Dubai’s Strategic Appeal for Crypto Firms
Dubai has emerged as a global hub for cryptocurrency and blockchain companies due to its clear regulations and supportive environment. The establishment of VARA, dedicated solely to overseeing the virtual assets sector, has provided clarity and confidence for firms like Bybit. The city’s ambition to become a leading blockchain hub aligns with Bybit’s global expansion strategy.
Bybit established its global headquarters in Dubai in 2022 and has been actively involved in the local crypto ecosystem. The exchange recently renewed its partnership with the Dubai Multi Commodities Centre (DMCC), transitioning into a key advisory role with the DMCC Crypto Hub. This move solidifies Bybit’s position as a significant contributor to Dubai’s thriving Web3 industry.
Moreover, the exchange launched a key sponsorship of the Blockchain for Good Alliance (BGA) at Blockchain Life in Dubai. The BGA is a non-profit organization that leverages blockchain technology to address global social, environmental, and economic challenges. Furthermore, Bybit plans to launch the Crypto Content Creator Campus for key opinion leaders (KOLs) in the crypto industry in Dubai this November.
Bybit’s Global Expansion and Future Initiatives
In addition to Dubai, Bybit is expanding globally. On September 6, the exchange received consent for full authorization from the Astana Financial Service Authority (AFSA) in Kazakhstan. Bybit is moving toward becoming a fully regulated Digital Asset Trading Facility there.
Ben Zhou, co-founder and CEO of Bybit, said:
“Kazakhstan has become a key player in the global crypto ecosystem, and we are thrilled to be expanding our services in such a dynamic market. We are committed to bringing our cutting-edge technology, security, and transparency to crypto traders in Kazakhstan.”

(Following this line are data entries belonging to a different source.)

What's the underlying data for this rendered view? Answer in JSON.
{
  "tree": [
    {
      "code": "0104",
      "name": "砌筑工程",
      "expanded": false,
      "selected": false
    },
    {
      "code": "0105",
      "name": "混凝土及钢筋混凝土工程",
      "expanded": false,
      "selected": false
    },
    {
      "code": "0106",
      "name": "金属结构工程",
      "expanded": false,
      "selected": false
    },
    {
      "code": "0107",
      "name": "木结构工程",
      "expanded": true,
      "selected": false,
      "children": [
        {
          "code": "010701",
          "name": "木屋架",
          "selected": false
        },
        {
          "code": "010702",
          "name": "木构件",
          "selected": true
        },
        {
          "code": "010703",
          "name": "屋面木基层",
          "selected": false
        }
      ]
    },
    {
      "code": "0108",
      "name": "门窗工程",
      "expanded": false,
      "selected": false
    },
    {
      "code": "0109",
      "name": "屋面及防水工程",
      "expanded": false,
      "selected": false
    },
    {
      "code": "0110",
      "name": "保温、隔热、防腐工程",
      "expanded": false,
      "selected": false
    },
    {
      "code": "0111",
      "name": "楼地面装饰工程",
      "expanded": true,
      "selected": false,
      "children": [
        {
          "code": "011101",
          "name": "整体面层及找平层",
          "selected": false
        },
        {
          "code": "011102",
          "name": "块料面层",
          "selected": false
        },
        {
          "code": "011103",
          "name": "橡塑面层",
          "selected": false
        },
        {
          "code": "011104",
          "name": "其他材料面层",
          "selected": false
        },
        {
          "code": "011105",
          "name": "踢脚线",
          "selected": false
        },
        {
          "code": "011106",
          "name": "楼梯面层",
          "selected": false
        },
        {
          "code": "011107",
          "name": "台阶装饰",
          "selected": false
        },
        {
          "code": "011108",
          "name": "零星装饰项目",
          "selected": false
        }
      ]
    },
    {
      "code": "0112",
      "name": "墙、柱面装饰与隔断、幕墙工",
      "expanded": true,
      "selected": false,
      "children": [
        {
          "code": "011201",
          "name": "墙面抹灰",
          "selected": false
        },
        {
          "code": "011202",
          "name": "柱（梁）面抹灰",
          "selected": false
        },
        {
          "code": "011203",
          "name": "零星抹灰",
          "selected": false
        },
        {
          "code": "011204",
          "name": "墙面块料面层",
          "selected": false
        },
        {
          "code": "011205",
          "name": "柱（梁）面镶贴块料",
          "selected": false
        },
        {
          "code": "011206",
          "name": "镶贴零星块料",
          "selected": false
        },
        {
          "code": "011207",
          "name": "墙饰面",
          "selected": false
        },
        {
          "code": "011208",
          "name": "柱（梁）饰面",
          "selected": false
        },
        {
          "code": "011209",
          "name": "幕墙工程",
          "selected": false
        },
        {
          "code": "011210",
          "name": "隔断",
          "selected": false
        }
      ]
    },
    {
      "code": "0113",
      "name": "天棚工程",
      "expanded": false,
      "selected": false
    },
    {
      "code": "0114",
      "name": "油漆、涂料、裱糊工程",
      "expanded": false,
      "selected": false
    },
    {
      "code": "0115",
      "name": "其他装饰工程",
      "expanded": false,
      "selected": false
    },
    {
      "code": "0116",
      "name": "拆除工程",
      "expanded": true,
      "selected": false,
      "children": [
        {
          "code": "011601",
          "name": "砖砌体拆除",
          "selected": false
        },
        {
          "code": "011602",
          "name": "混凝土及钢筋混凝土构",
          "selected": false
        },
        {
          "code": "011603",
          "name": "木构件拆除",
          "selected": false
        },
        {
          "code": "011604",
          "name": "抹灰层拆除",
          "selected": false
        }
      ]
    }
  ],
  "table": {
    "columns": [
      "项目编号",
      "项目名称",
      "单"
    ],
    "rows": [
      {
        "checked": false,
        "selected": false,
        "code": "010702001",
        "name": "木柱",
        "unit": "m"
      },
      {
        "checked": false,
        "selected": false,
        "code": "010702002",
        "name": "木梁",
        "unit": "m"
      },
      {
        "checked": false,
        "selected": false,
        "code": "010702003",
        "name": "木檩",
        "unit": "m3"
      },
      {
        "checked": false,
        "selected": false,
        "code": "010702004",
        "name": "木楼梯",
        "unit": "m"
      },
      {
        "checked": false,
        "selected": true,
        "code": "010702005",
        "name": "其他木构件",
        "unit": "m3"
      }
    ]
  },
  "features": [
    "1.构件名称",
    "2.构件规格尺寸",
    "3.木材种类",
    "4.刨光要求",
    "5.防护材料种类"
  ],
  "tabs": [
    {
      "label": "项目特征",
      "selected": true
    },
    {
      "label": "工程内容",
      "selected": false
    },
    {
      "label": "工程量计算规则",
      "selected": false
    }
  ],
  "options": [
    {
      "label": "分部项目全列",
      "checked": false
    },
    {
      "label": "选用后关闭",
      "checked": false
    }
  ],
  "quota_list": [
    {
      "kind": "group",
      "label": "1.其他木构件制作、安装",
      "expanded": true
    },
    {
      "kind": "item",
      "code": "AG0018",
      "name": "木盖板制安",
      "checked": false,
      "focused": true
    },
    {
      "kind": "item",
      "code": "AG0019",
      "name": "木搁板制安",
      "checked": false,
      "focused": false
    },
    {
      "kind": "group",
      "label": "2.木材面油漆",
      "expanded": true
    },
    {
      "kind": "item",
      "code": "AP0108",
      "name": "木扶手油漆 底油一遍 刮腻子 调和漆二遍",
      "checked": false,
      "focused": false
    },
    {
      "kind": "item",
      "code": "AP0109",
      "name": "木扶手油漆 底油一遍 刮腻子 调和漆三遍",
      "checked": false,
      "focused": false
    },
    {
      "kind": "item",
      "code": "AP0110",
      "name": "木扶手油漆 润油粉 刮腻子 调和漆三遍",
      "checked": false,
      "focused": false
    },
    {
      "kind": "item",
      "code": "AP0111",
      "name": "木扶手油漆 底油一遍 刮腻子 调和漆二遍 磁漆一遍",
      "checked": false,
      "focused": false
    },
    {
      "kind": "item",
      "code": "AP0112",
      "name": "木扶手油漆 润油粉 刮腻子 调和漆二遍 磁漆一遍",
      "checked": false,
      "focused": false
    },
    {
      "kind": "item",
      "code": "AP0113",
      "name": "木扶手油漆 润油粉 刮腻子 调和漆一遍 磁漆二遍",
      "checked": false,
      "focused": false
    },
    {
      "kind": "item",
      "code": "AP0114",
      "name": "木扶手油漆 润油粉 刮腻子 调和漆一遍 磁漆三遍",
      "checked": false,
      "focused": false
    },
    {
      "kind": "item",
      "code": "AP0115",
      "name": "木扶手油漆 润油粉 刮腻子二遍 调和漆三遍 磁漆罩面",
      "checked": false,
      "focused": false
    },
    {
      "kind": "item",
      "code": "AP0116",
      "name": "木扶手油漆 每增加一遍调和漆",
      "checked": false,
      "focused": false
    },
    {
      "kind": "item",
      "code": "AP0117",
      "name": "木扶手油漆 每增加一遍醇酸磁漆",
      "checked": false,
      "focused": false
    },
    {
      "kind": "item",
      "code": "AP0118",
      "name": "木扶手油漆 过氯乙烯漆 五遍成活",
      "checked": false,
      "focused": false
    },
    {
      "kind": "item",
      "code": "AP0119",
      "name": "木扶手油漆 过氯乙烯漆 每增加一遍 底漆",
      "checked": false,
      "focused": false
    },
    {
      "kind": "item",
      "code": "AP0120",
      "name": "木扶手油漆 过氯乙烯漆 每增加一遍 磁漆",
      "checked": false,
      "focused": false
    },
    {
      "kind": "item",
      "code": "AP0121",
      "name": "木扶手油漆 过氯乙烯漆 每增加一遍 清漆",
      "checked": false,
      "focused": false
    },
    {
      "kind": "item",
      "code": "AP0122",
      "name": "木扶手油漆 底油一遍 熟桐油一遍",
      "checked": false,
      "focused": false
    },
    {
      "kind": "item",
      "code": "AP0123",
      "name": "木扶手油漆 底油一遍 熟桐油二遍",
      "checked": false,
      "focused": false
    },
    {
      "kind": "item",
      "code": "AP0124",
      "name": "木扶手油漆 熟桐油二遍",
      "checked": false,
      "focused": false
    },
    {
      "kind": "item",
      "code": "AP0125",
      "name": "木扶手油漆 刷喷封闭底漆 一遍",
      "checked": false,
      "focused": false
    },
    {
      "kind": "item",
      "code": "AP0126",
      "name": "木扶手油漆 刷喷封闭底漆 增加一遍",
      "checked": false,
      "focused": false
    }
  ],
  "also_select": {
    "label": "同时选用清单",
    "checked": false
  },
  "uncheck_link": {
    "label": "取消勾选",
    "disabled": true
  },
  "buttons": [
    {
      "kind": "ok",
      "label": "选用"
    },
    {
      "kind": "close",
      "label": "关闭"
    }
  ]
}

Moreover, Bybit hosted a blockchain course for banks in Kazakhstan. This effort aims to make blockchain education more accessible in the region. Bybit seeks to enhance crypto adoption and offer advanced features to users. However, Bybit faced challenges elsewhere. In August, the exchange left France due to regulatory actions. French users’ accounts were restricted to “close-only” mode.